Une extension suspecte de Visual Studio Code avec un comportement de cryptage de fichiers et de vol de données a réussi à contourner l’examen du marché et à entrer dans l’écosystème des développeurs.
Dans le cadre d’un effort de test présumé, des acteurs inconnus ont réussi à intégrer une souche de comportement de type ransomware, baptisée Ransomvibe, dans les extensions répertoriées pour Visual Studio Code.

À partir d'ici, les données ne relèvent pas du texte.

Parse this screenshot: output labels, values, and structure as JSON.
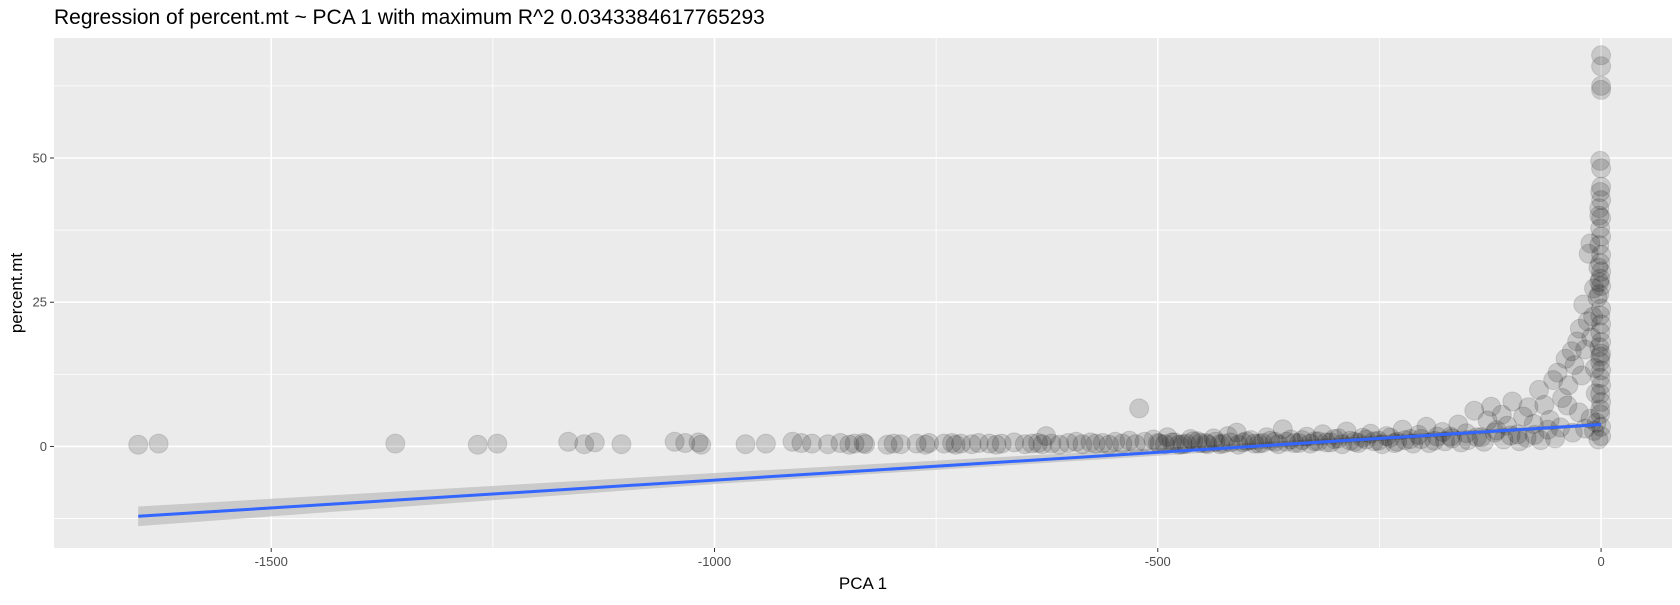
{
  "chart_data": {
    "type": "scatter",
    "title": "Regression of percent.mt ~ PCA 1 with maximum R^2 0.0343384617765293",
    "xlabel": "PCA 1",
    "ylabel": "percent.mt",
    "xlim": [
      -1745,
      80
    ],
    "ylim": [
      -17.6,
      70.8
    ],
    "x_ticks": [
      {
        "value": -1500,
        "label": "-1500"
      },
      {
        "value": -1000,
        "label": "-1000"
      },
      {
        "value": -500,
        "label": "-500"
      },
      {
        "value": 0,
        "label": "0"
      }
    ],
    "y_ticks": [
      {
        "value": 0,
        "label": "0"
      },
      {
        "value": 25,
        "label": "25"
      },
      {
        "value": 50,
        "label": "50"
      }
    ],
    "x_minor": [
      -1750,
      -1250,
      -750,
      -250
    ],
    "y_minor": [
      -12.5,
      12.5,
      37.5,
      62.5
    ],
    "grid": true,
    "colors": {
      "panel": "#ebebeb",
      "grid": "#ffffff",
      "points": "#000000",
      "fit_line": "#3366ff",
      "ribbon": "#bfbfbf"
    },
    "point_alpha": 0.15,
    "fit": {
      "line": [
        [
          -1650,
          -12.1
        ],
        [
          0,
          3.8
        ]
      ],
      "band": [
        [
          -1650,
          -13.8,
          -10.4
        ],
        [
          -1000,
          -6.5,
          -4.6
        ],
        [
          -500,
          -1.6,
          -0.3
        ],
        [
          0,
          3.5,
          4.1
        ]
      ]
    },
    "points": [
      [
        -1650,
        0.3
      ],
      [
        -1627,
        0.5
      ],
      [
        -1360,
        0.5
      ],
      [
        -1267,
        0.3
      ],
      [
        -1245,
        0.5
      ],
      [
        -1165,
        0.8
      ],
      [
        -1147,
        0.4
      ],
      [
        -1135,
        0.7
      ],
      [
        -1105,
        0.4
      ],
      [
        -1045,
        0.8
      ],
      [
        -1033,
        0.6
      ],
      [
        -1018,
        0.7
      ],
      [
        -1015,
        0.3
      ],
      [
        -965,
        0.4
      ],
      [
        -942,
        0.5
      ],
      [
        -912,
        0.8
      ],
      [
        -902,
        0.6
      ],
      [
        -890,
        0.5
      ],
      [
        -872,
        0.4
      ],
      [
        -858,
        0.6
      ],
      [
        -848,
        0.3
      ],
      [
        -842,
        0.5
      ],
      [
        -832,
        0.6
      ],
      [
        -830,
        0.4
      ],
      [
        -805,
        0.3
      ],
      [
        -798,
        0.5
      ],
      [
        -790,
        0.4
      ],
      [
        -772,
        0.5
      ],
      [
        -762,
        0.3
      ],
      [
        -758,
        0.6
      ],
      [
        -741,
        0.5
      ],
      [
        -732,
        0.6
      ],
      [
        -728,
        0.3
      ],
      [
        -722,
        0.5
      ],
      [
        -710,
        0.4
      ],
      [
        -702,
        0.6
      ],
      [
        -690,
        0.5
      ],
      [
        -682,
        0.3
      ],
      [
        -676,
        0.5
      ],
      [
        -662,
        0.7
      ],
      [
        -650,
        0.4
      ],
      [
        -642,
        0.5
      ],
      [
        -635,
        0.6
      ],
      [
        -630,
        0.4
      ],
      [
        -626,
        1.8
      ],
      [
        -620,
        0.5
      ],
      [
        -611,
        0.3
      ],
      [
        -601,
        0.6
      ],
      [
        -592,
        0.8
      ],
      [
        -585,
        0.4
      ],
      [
        -576,
        0.7
      ],
      [
        -570,
        0.5
      ],
      [
        -562,
        0.6
      ],
      [
        -555,
        0.3
      ],
      [
        -548,
        0.8
      ],
      [
        -540,
        0.5
      ],
      [
        -532,
        1.0
      ],
      [
        -525,
        0.4
      ],
      [
        -521,
        6.6
      ],
      [
        -515,
        0.8
      ],
      [
        -505,
        1.2
      ],
      [
        -498,
        0.5
      ],
      [
        -489,
        1.6
      ],
      [
        -481,
        0.7
      ],
      [
        -472,
        0.4
      ],
      [
        -463,
        1.3
      ],
      [
        -455,
        0.9
      ],
      [
        -446,
        0.6
      ],
      [
        -437,
        1.4
      ],
      [
        -430,
        0.4
      ],
      [
        -421,
        1.8
      ],
      [
        -411,
        2.4
      ],
      [
        -404,
        0.7
      ],
      [
        -395,
        1.1
      ],
      [
        -386,
        0.5
      ],
      [
        -377,
        1.6
      ],
      [
        -368,
        0.8
      ],
      [
        -359,
        3.0
      ],
      [
        -350,
        1.2
      ],
      [
        -341,
        0.6
      ],
      [
        -332,
        1.7
      ],
      [
        -323,
        0.9
      ],
      [
        -314,
        2.1
      ],
      [
        -305,
        0.7
      ],
      [
        -296,
        1.4
      ],
      [
        -287,
        2.6
      ],
      [
        -278,
        0.8
      ],
      [
        -269,
        1.5
      ],
      [
        -260,
        2.2
      ],
      [
        -251,
        1.0
      ],
      [
        -242,
        1.8
      ],
      [
        -233,
        0.6
      ],
      [
        -224,
        2.9
      ],
      [
        -215,
        1.3
      ],
      [
        -206,
        2.0
      ],
      [
        -197,
        3.4
      ],
      [
        -188,
        1.0
      ],
      [
        -179,
        2.5
      ],
      [
        -170,
        1.7
      ],
      [
        -161,
        3.8
      ],
      [
        -152,
        2.3
      ],
      [
        -143,
        6.2
      ],
      [
        -135,
        1.6
      ],
      [
        -128,
        4.5
      ],
      [
        -124,
        6.9
      ],
      [
        -118,
        2.8
      ],
      [
        -112,
        5.5
      ],
      [
        -106,
        3.6
      ],
      [
        -100,
        7.8
      ],
      [
        -94,
        2.1
      ],
      [
        -88,
        5.2
      ],
      [
        -82,
        6.8
      ],
      [
        -76,
        3.9
      ],
      [
        -70,
        9.8
      ],
      [
        -64,
        7.2
      ],
      [
        -58,
        4.6
      ],
      [
        -54,
        11.5
      ],
      [
        -49,
        12.8
      ],
      [
        -44,
        8.4
      ],
      [
        -40,
        15.2
      ],
      [
        -37,
        10.6
      ],
      [
        -33,
        16.5
      ],
      [
        -30,
        14.1
      ],
      [
        -27,
        18.2
      ],
      [
        -24,
        20.4
      ],
      [
        -22,
        12.3
      ],
      [
        -20,
        24.6
      ],
      [
        -18,
        16.8
      ],
      [
        -15,
        21.7
      ],
      [
        -14,
        33.4
      ],
      [
        -12,
        35.2
      ],
      [
        -11,
        18.9
      ],
      [
        -9,
        22.5
      ],
      [
        -8,
        27.4
      ],
      [
        -7,
        13.6
      ],
      [
        -6,
        9.2
      ],
      [
        -5,
        4.1
      ],
      [
        -4,
        25.8
      ],
      [
        -3,
        31.0
      ],
      [
        -2,
        40.0
      ],
      [
        -2,
        28.5
      ],
      [
        -1,
        15.6
      ],
      [
        -1,
        6.4
      ],
      [
        0,
        1.8
      ],
      [
        0,
        45.0
      ],
      [
        -1,
        49.5
      ],
      [
        0,
        48.2
      ],
      [
        -1,
        44.1
      ],
      [
        0,
        42.7
      ],
      [
        -2,
        41.3
      ],
      [
        0,
        39.6
      ],
      [
        -1,
        37.8
      ],
      [
        0,
        36.4
      ],
      [
        -2,
        34.9
      ],
      [
        0,
        33.2
      ],
      [
        -1,
        31.8
      ],
      [
        0,
        30.3
      ],
      [
        -1,
        29.1
      ],
      [
        0,
        27.8
      ],
      [
        -2,
        26.4
      ],
      [
        0,
        23.9
      ],
      [
        -1,
        22.7
      ],
      [
        0,
        21.2
      ],
      [
        -1,
        19.8
      ],
      [
        0,
        18.1
      ],
      [
        -2,
        17.2
      ],
      [
        0,
        16.1
      ],
      [
        -1,
        14.7
      ],
      [
        0,
        13.2
      ],
      [
        -1,
        11.9
      ],
      [
        0,
        10.6
      ],
      [
        -1,
        9.1
      ],
      [
        0,
        7.7
      ],
      [
        -1,
        5.6
      ],
      [
        0,
        3.4
      ],
      [
        0,
        61.8
      ],
      [
        0,
        62.5
      ],
      [
        0,
        65.9
      ],
      [
        0,
        67.8
      ],
      [
        -3,
        1.2
      ],
      [
        -8,
        2.7
      ],
      [
        -12,
        4.8
      ],
      [
        -18,
        3.1
      ],
      [
        -25,
        5.9
      ],
      [
        -32,
        2.4
      ],
      [
        -38,
        7.1
      ],
      [
        -46,
        3.3
      ],
      [
        -52,
        1.4
      ],
      [
        -60,
        2.9
      ],
      [
        -68,
        1.1
      ],
      [
        -75,
        2.0
      ],
      [
        -84,
        1.5
      ],
      [
        -92,
        0.9
      ],
      [
        -102,
        1.9
      ],
      [
        -110,
        1.2
      ],
      [
        -120,
        2.4
      ],
      [
        -132,
        0.8
      ],
      [
        -140,
        1.6
      ],
      [
        -150,
        1.1
      ],
      [
        -158,
        0.7
      ],
      [
        -168,
        1.4
      ],
      [
        -176,
        0.9
      ],
      [
        -185,
        1.7
      ],
      [
        -194,
        0.6
      ],
      [
        -203,
        1.3
      ],
      [
        -212,
        0.5
      ],
      [
        -221,
        1.1
      ],
      [
        -230,
        0.8
      ],
      [
        -238,
        1.5
      ],
      [
        -247,
        0.4
      ],
      [
        -256,
        0.9
      ],
      [
        -265,
        1.2
      ],
      [
        -274,
        0.6
      ],
      [
        -283,
        1.0
      ],
      [
        -292,
        0.4
      ],
      [
        -301,
        1.3
      ],
      [
        -310,
        0.7
      ],
      [
        -319,
        0.9
      ],
      [
        -328,
        0.5
      ],
      [
        -337,
        1.1
      ],
      [
        -346,
        0.6
      ],
      [
        -355,
        0.8
      ],
      [
        -364,
        0.4
      ],
      [
        -373,
        1.0
      ],
      [
        -382,
        0.6
      ],
      [
        -391,
        0.5
      ],
      [
        -400,
        0.9
      ],
      [
        -409,
        0.3
      ],
      [
        -418,
        0.7
      ],
      [
        -426,
        0.5
      ],
      [
        -435,
        0.8
      ],
      [
        -444,
        0.4
      ],
      [
        -452,
        0.6
      ],
      [
        -460,
        0.9
      ],
      [
        -468,
        0.5
      ],
      [
        -476,
        0.3
      ],
      [
        -484,
        0.7
      ],
      [
        -492,
        0.4
      ],
      [
        -500,
        0.6
      ]
    ]
  }
}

Selon les conclusions de Secure Annex, le code malveillant publié sur le marché des extensions VSCode était clairement codé par vibration, manquant de réelle sophistication.
« Ce n’est pas un exemple sophistiqué car le code du serveur de commande et de contrôle a été accidentellement (?) inclus dans le package de l’extension publiée avec les outils de décryptage », a déclaré John Tuckner de Secure Annex, ajoutant que l’extension incluait une description du marché « manifestement malveillante ».
Bien que l’extension comporte des signaux d’alarme évidents, le code a échappé aux filtres d’examen de Microsoft et reste disponible même après avoir été signalé, a déclaré Tuckner dans un article X.
Le code malveillant inclut des capacités de cryptage et de vol de fichiers.
Erreur évidente d’IA dans le POC « Ransomvibe »
Selon Tuckner, l’extension malveillante de Visual Studio Code, nommée « VSX suspect » et publiée sous le pseudonyme tout aussi révélateur « Éditeur suspect », cachait sa charge utile à la vue de tous.
L’extension, répertoriée sous le nom « suspublisher18.susvsex », incluait « package.json » qui s’activait automatiquement à tout événement, même pendant l’installation, tout en offrant des utilitaires de palette de commandes pour « tester les fonctions de commande et de contrôle ». À l’intérieur du point d’entrée « extension.js », les chercheurs ont trouvé des variables codées en dur, notamment l’URL du serveur, les clés de chiffrement, les destinations C2 et les intervalles d’interrogation. La plupart de ces variables comportaient des commentaires indiquant que le code avait été généré via l’IA.
Lorsqu’elle est déclenchée, l’extension lance la compression et le cryptage des fichiers dans un répertoire désigné, en les téléchargeant sur un serveur de commande distant.
Tucker a noté que le répertoire cible a été configuré pour les tests, mais pourrait facilement être remplacé par un chemin réel du système de fichiers dans une future mise à jour ou par commande à distance. L’extension contenait deux décrypteurs, un en Python et un en Node, ainsi qu’une clé de décryptage codée en dur, éliminant ainsi la possibilité d’intentions malveillantes.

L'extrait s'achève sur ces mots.